“他们把我变成了一个不存在的幽灵。”
■■■趴在护栏上,金色的眼睛安静地注视着他:“不过听起来,怎么感觉你好像并不后悔这么做?”
龙女好像并没有对法斯特的叙述产生太多情绪,哪怕是一点心疼。
“……呵,可我怎么可能后悔呢?”
法斯特盯着龙女看了一会儿后,轻声这么反问。
“你知道如果我当时没有那么做,如果我选择妥协,或者被他们悄无声息地抓回去,等待我的是什么吗?”
他转过身,将背靠在高架桥的护栏上,仰起头看着傲慢环那片常年滴着酸雨的红色天空。
“他们会向法院申请‘成年人监护权’。”
“在法律意义上,我会被剥夺所有民事签字权,成为一个患有狂躁症的‘巨婴’。”
“然后,我会被关进全美国安保级别最高的地下国防实验室里。”
“到了那时,我不会再有风,也不会再有我心爱的引擎……我唯一能造的,只有雷达制导系统和最高效的杀人机器,直到我的大脑耗尽最后一滴创造力,变成一具只会吐出专利文件的干尸。”
法斯特笑着转头看向眼前的龙女。
“哦,对了,除此之外,作为拥有百年一遇优良基因的‘四世’,他们可不会放过我的繁育价值。”
“他们会安排我跟另一个顶级财阀的千金进行一场完美的政治联姻。我不需要爱她,甚至不需要扮演一个好丈夫……我只需要提供精子,繁育出‘五世’,让这套智力基因继续在权力的金字塔尖流传,就像一匹上好的种马。”
法斯特伸出那只戴着黑色战术手套的手,接住了一滴落下的酸雨。
雨水在他的掌心被高温瞬间蒸发,发出一声细微的嘶响。
“在那样的情况下,如果我试图反抗……如果我试图砸烂实验室……”
“家族的私人医生会用极其合法的手段,在我的日常饮食里注入大量的神经镇定类药物和锂盐。”
“他们会用化学药剂精准地阉割我的多巴胺,削弱我的攻击性……然后把我变成一只被拔了舌头的金丝雀。”
“我永远会保持在一种‘可以高效画图纸,但绝对没有力气去反抗’的麻木状态里——”
“一场漫长、优雅,且合乎所有体面程序的灵魂摘除手术。

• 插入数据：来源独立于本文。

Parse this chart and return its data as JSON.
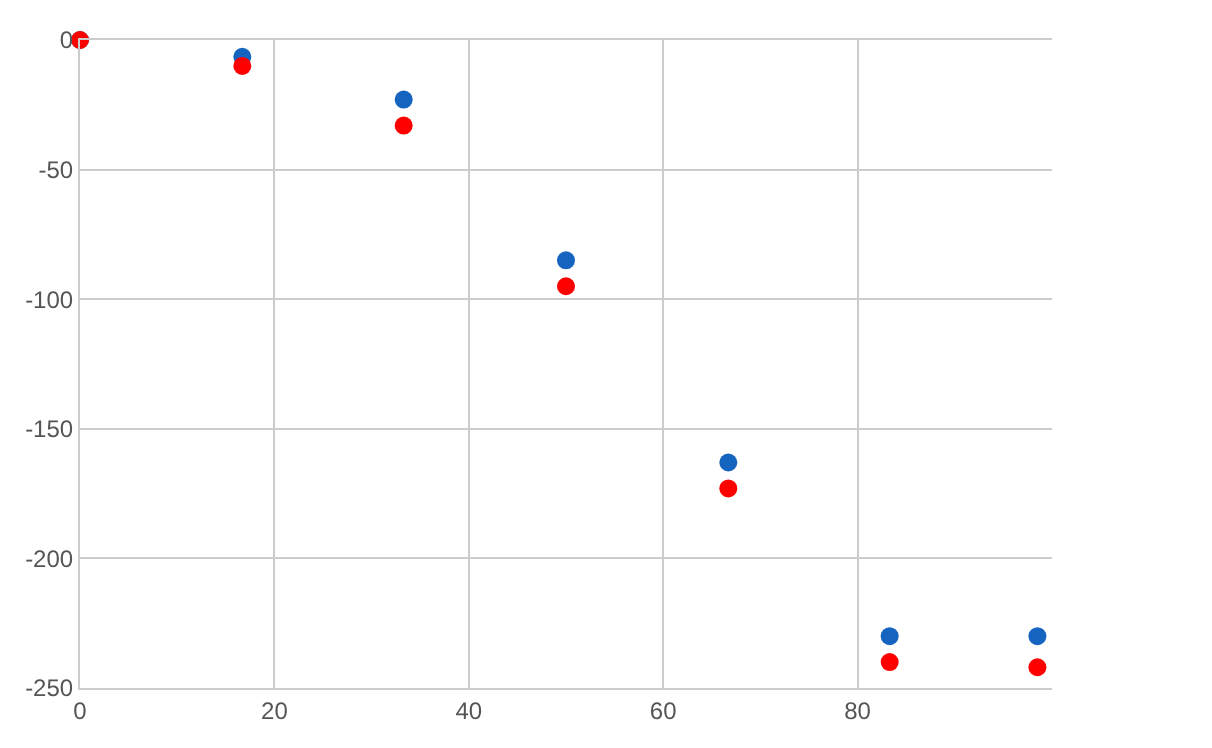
{
  "chart_data": {
    "type": "scatter",
    "x": [
      0,
      16.7,
      33.3,
      50,
      66.7,
      83.3,
      98.5
    ],
    "series": [
      {
        "color": "#1565c0",
        "values": [
          0,
          -6.5,
          -23,
          -85,
          -163,
          -230,
          -230
        ]
      },
      {
        "color": "#ff0000",
        "values": [
          0,
          -10,
          -33,
          -95,
          -173,
          -240,
          -242
        ]
      }
    ],
    "xlim": [
      0,
      100
    ],
    "xticks": [
      0,
      20,
      40,
      60,
      80
    ],
    "ylim": [
      -250,
      0
    ],
    "yticks": [
      -250,
      -200,
      -150,
      -100,
      -50,
      0
    ],
    "grid": true,
    "marker": "circle"
  }
}
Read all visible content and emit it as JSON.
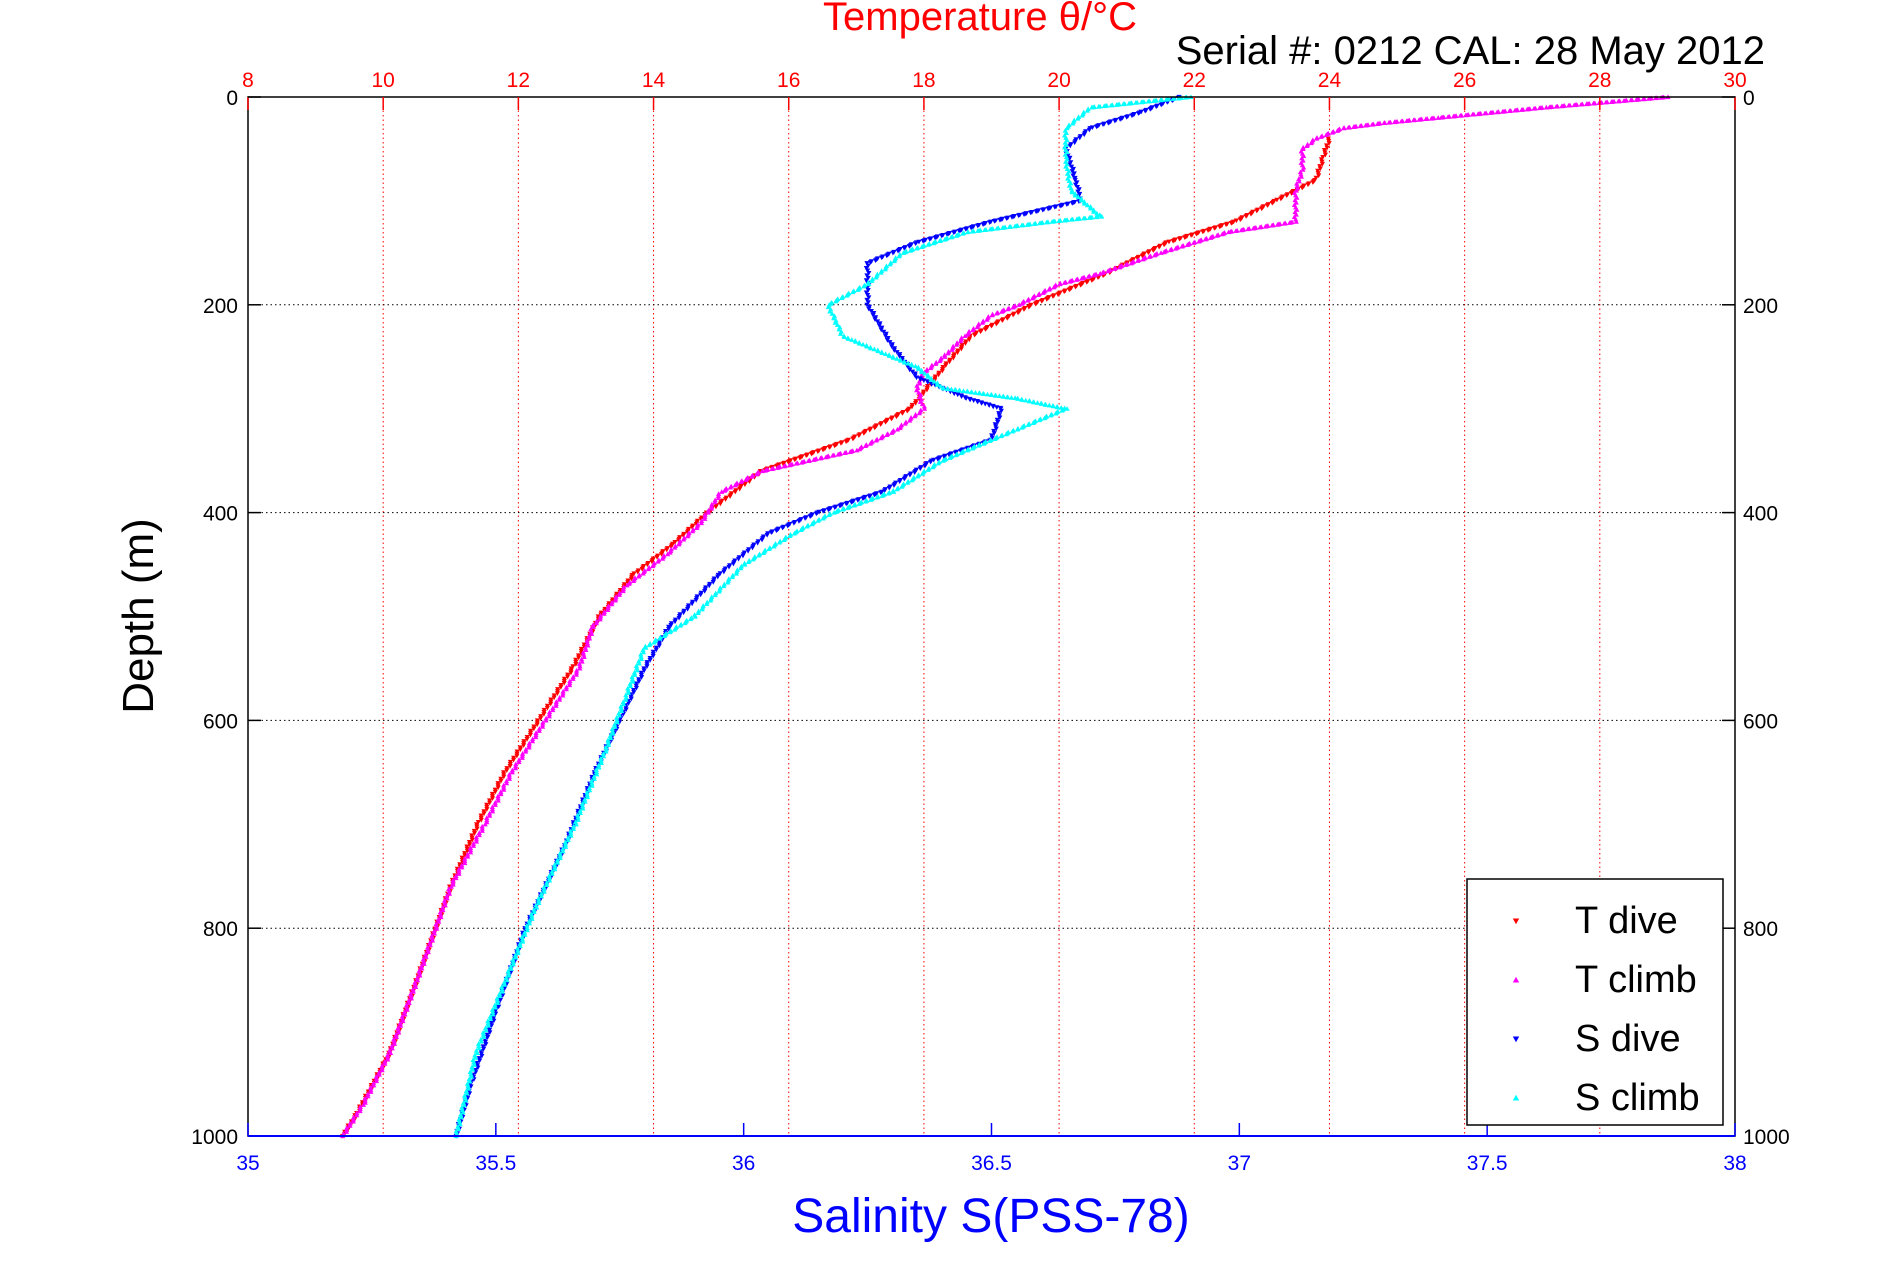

”
说到这里,法斯特放下了手。
他偏过头,看着身边这个强大、随性、把一切规则视若无物、甚至连坐骑都是一辆粉色小电驴的东方罪人。
“所以,我宁愿在那个该死的冬夜,以突破底盘极限的时速冲上128号公路,把自己连同那台钢铁野兽一起撞碎在桥墩上,成为一团自由的火。”
“哪怕那一瞬间我就死了,哪怕我坠入了这个狗屎一样的地狱……”
法斯特颈间的橘金色火焰轻轻跳跃着,带着一种剥落了所有伪装后的坦然。
“至少在那一刻,我是滚烫的。”
“我是活着的。”
夜风依旧夹杂着傲慢环特有的酸雨和工业废气的味道。
在法斯特那段沉重得几乎能把周围空气都冻结的“老钱往事”结束后,桥面上短暂地陷入一种有些微妙的安静。
法斯特靠在护栏上,看着旁边依然趴在那里的东方罪人。
她没有发表什么廉价的同情,也没有试图用什么大道理来安慰他,只是安静地听完了这一切。
这种不带任何评判的沉默,反倒让法斯特觉得前所未有的放松。
但他似乎不太习惯让气氛一直停留在这种“沉重”里。
男魔那颗悬浮的山羊头骨微微偏了一下,颈间的橘金色火焰轻轻跳动着。
然后,他做了一个让人始料未及的动作。
法斯特抬起那双戴着黑色战术手套的手,扶住了自己那颗巨大的山羊头骨的两侧。
没有血肉撕裂的声音,也没有任何惊悚的骨骼断裂感。他只是像摘下一顶稍微有点重的全盔那样,极其自然、轻轻地将那颗山羊头骨从颈部“端”了下来,然后顺手夹在了左臂的臂弯里。
没有了头骨的压制,法斯特颈部的全貌终于彻底显露出来。
那并不是一截血肉模糊的断颈,而是一团纯粹的、正在安静燃烧的橘金色火焰。火苗的边缘并不杂乱,反而呈现出一种极其灵动且干净的流线型,层层叠叠地向上拢起——就像是山羊颈部那种厚实、优雅的颈毛,只不过完全是由没有实体的高温焰流构成的。
因为没有了头骨的阻挡,那团火在夜风中极其漂亮地摇曳着,散发着让人觉得温暖的微光。